Table 6. Reduced synoptic table including the percentage frequencies (%) of diagnostic species only, for each of the eight syntaxa distinguished. The values in bold are retained as high enough to distinguish between the community types. Abbreviations as in Figure 2.

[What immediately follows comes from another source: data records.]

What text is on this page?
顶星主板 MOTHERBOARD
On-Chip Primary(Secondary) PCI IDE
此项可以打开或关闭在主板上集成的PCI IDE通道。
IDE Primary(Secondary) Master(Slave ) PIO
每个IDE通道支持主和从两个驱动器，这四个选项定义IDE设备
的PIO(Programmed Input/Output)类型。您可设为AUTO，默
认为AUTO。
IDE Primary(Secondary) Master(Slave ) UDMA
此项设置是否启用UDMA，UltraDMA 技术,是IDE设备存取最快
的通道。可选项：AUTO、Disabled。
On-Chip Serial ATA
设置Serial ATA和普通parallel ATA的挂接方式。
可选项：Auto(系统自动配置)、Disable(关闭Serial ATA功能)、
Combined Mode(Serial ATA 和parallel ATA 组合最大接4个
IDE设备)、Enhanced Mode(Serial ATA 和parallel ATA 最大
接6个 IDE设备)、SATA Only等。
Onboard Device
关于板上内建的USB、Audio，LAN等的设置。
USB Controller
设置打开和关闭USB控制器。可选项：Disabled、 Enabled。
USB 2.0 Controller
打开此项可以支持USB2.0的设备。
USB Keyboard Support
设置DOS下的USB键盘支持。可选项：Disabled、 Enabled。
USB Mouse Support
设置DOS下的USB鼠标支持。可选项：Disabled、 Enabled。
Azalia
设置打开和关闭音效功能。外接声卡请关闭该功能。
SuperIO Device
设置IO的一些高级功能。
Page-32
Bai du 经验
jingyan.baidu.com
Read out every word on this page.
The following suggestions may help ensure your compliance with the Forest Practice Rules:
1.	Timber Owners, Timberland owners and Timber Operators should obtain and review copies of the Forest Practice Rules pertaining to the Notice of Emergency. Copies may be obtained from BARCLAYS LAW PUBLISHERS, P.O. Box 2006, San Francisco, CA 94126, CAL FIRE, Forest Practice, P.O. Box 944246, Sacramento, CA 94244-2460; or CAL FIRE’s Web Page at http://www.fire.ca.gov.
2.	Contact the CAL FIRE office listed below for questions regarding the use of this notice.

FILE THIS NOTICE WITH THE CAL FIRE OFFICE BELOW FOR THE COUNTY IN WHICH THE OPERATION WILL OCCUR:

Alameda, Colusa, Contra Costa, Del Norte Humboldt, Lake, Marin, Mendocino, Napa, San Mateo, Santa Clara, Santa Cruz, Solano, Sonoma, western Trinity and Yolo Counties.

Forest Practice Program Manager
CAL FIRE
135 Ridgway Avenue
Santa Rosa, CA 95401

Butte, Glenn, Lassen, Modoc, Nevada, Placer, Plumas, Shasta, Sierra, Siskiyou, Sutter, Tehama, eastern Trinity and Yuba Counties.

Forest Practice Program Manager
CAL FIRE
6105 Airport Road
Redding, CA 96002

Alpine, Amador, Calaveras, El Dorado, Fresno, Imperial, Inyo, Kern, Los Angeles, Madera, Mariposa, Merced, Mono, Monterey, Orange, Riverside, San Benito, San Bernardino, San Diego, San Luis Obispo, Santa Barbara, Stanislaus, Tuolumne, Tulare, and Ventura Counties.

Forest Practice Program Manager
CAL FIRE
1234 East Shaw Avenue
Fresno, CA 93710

Diagnostic Species at Association Level	Am-Aa	Op-Aa	Sc-Aa	Aa-Fd	Aa-Ac	Aa-Sa	Bf-Aa	Bm-Se
Acinos alpinus subsp. majoranifolius	71	.	.	.	.	.	.	.
Cytisus albus	57	6	.	.	.	.	.	.
Silene nutans subsp. dubia	43	.	.	.	.	.	.	.
Onosma pseudoarenaria	.	94	.	.	.	.	.	.
Cephalaria radiata	7	69	.	.	.	.	.	.
Asyneuma canescens	.	44	.	.	.	.	.	.
Daphne cneorum	.	44	.	.	.	.	.	.
Echinops ritro subsp. ruthenicus	.	44	15	.	.	.	.	.
Satureja coerulea	.	.	100	.	.	.	.	.
Koeleria splendens	.	.	77	.	60	.	.	.
Euphorbia dobrogensis	.	.	62	.	.	.	.	.
Jurinea dobrogensis	.	.	62	.	.	.	.	.
Agropyron ponticum	.	.	54	.	.	.	.	.
Hyacinthella leucophaea	.	.	38	.	.	.	.	22
Festuca dalmatica	.	.	.	100	.	.	.	78
Thymus praecox subsp. clivorum	.	.	.	67	.	.	.	.
Achnatherum calamagrostis	.	.	.	.	100	8	.	.
Silene armeria	.	.	.	.	20	100	.	.
Galium corrudifolium	.	.	.	.	.	69	.	.
Koeleria pyramidata	.	.	.	.	20	15	100	.
Stipa epilosa	.	.	.	.	.	.	.	100
Thymus striatus	.	.	.	.	.	.	.	89
Hypericum rumeliacum	.	.	.	.	.	.	.	89
Pimpinella tragium subsp. lithophila	.	.	.	.	.	.	.	89
Asphodeline taurica	.	.	.	.	.	.	.	89
Bromus moesiacus	.	.	.	.	.	.	.	56
Tragopogon balcanicus	.	.	.	.	.	.	.	56

).

In agreement with their grouping within the dendrogram (Figure 2) and the frequencies of the characteristic species of the upper syntaxa (see Table S1 in Supplementary Materials), Am-Aa and Op-Aa, on one side and, Sc-Aa, on the other side, were assigned to different alliances and orders within the Festuco-Brometea class, as shown below.

   

3.3. Floristic and Habitat Features of the Carpathian and Pontic Communities (Co)Dominated by Artemisia alba

3.3.1. Acino majoranifolii—Artemisietum albae ass. nova hoc loco

Holotypus: relevé 10 (Table 2)

These communities are distributed in the submontane and montane belt of the Trascău Mountains (650–1000 m a.s.l.), where they form open, scattered scrubs on rocky, and sunny slopes. The underlying soils are hyperskeletic, calcaric Leptosols with a weak alkaline reaction (pH = 7.4–7.6). Along with the dominant Artemisia alba, which reaches on average a relative cover of 30%, a series of regional, diagnostic species for this syntaxon (Acinos alpinus subsp. majoranifolius, Silene nutans subsp. dubia, Cytisus albus) are present (Table 5). A specific particularity of the floristic composition is the occurrence of some Carpathian subendemic species that are characteristic of the alliance Seslerion rigidae (Sesleria rigida, Helictotrichon decorum, Viola jooi, Seseli gracile, Dianthus spiculifolius) (Table 2 and Table S1 in Supplementary Materials).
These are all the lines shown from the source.